はじめに
Spring Boot で API を作っていると、
「@RequestBody が null になる…」
「JSON が DTO に入らない…」
というつまずきがよく起きます。
実務でも頻出するポイントで、
原因を知っておくだけでトラブルシューティングが一気に楽になります。
この記事では、RequestBody が受け取れないときの原因を
やさしく・実務で役立つ形 で整理していきます。
まずはよくあるコードを見て、そこから少しずつ理解していきましょう。
まずはコードを確認
@PostMapping("/users")
public String createUser(@RequestBody UserRequest request) {
return "created";
}このようなコードで、
request が null になる / フィールドが入らない
という問題が起きることがあります。
RequestBody が受け取れないときの主な原因
Content-Type が application/json になっていない
最も多い原因です。
POST のヘッダーが
Content-Type: application/json
になっていないと、Spring は JSON と認識しません。
よくある間違い
Content-Type: text/plainContent-Type: application/x-www-form-urlencoded- Content-Type がそもそも付いていない
対策
API クライアント(Postman / curl / フロント)で
必ず application/json を指定します。
JSON の形式が間違っている
JSON が正しくないと、DTO にマッピングできません。
よくある間違い
- ダブルクォートが抜けている
- カンマの付け忘れ
- フィールド名が DTO と一致していない
例:NG
{ name: "taro", age: 20 }例:OK
{ "name": "taro", "age": 20 }DTO のフィールド名が JSON と一致していない
Spring はフィールド名を見てマッピングします。
NG
private String userName; // JSON は name{ "name": "taro" }対策
- フィールド名を JSON に合わせる
- どうしても違う場合は @JsonProperty を使う
@JsonProperty("name")
private String userName;getter / setter がない(Lombok の付け忘れ)
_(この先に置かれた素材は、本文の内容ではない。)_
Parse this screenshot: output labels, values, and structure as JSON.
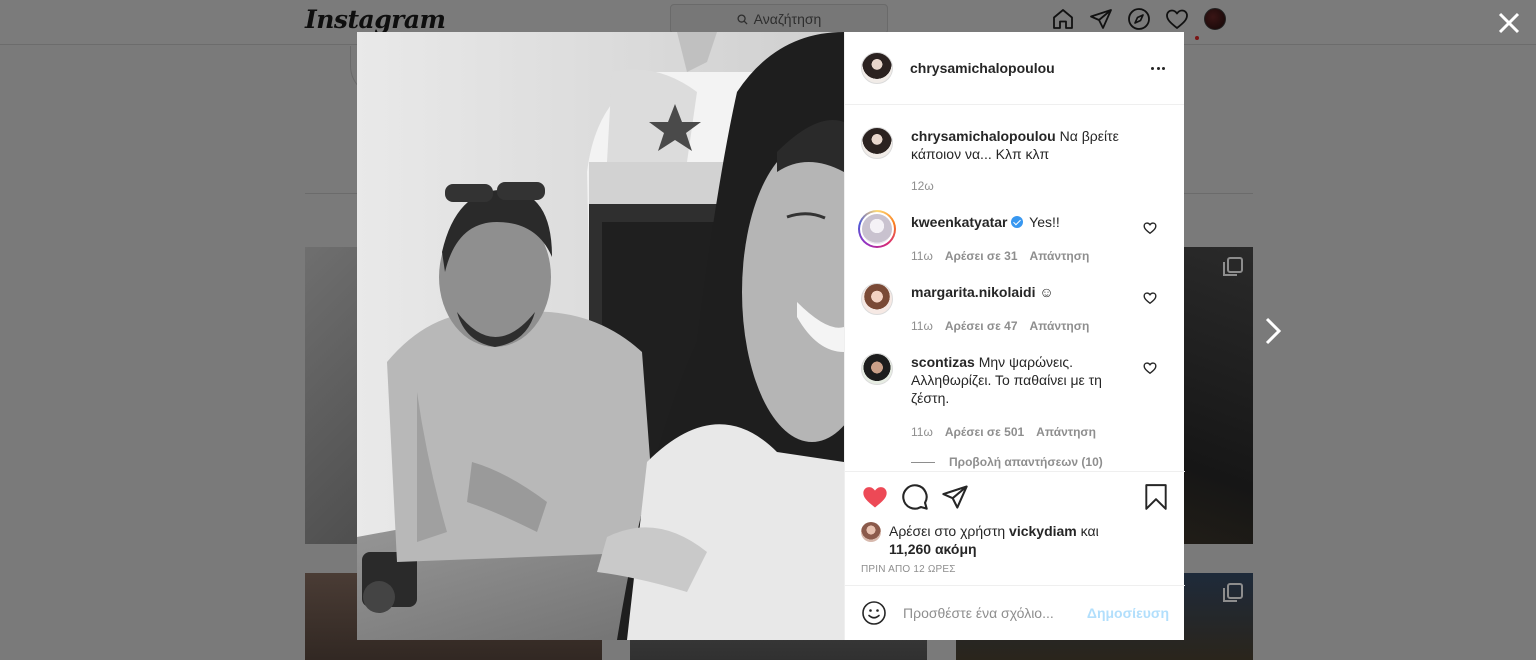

DTO に getter / setter がないと値が入りません。
よくある例
public class UserRequest {
private String name;
private int age;
}→ 値が入らない
対策
@Data
public class UserRequest {
private String name;
private int age;
}Lombok を使うか、手動で getter/setter を書きます。
@RequestBody を付け忘れている
意外と多いパターンです。
public String createUser(UserRequest request) // ← @RequestBody がない→ Spring はボディを読みません。
POST ではなく GET を使っている
GET はボディを読みません。
NG
@GetMapping("/users")
public String createUser(@RequestBody UserRequest request)対策
POST / PUT / PATCH を使います。
フロント側が JSON を送っていない
JavaScript の fetch でよくあるミスです。
NG
fetch("/users", {
method: "POST",
body: { name: "taro" } // JSON.stringify していない
});OK
fetch("/users", {
method: "POST",
headers: { "Content-Type": "application/json" },
body: JSON.stringify({ name: "taro" })
});
HttpMessageConverter が動いていない
Spring が JSON を変換する仕組みです。
- Jackson が依存に入っていない
- WebMvcConfigurer で無効化してしまった
などが原因になります。
対策
spring-boot-starter-web が入っていれば基本 OK です。
あわせて知っておきたいポイント
Validation と組み合わせるとエラーがわかりやすい
public String create(@Valid @RequestBody UserRequest request)ログを出すと原因が見つけやすい
logging.level.org.springframework.web=DEBUG
Postman / curl でまず動作確認する
フロントの問題か API の問題か切り分けできます。
使うときに気をつけたいこと
Content-Type を必ず確認する
最初に見るべきポイントです。
DTO のフィールド名を揃える
JSON と一致していないと値が入りません。
GET にボディを付けない
仕様上は非推奨です。
まとめ
RequestBody が受け取れない原因は、
「Content-Type」「JSON の形式」「DTO の定義」
のどれかであることがほとんどです。
- Content-Type が application/json か
- JSON が正しい形式か
- DTO のフィールド名が一致しているか
- getter/setter があるか
- @RequestBody を付けているか
難しく聞こえますが、
「JSON → DTO の変換がどこで止まっているか」
を順番に見ていけば必ず解決できます。

RequestBody のつまずきは、誰もが一度は経験するポイントです。
原因を知っておくだけで、API のデバッグがぐっと楽になります。
あなたの開発が、今日より少しだけ楽になりますように。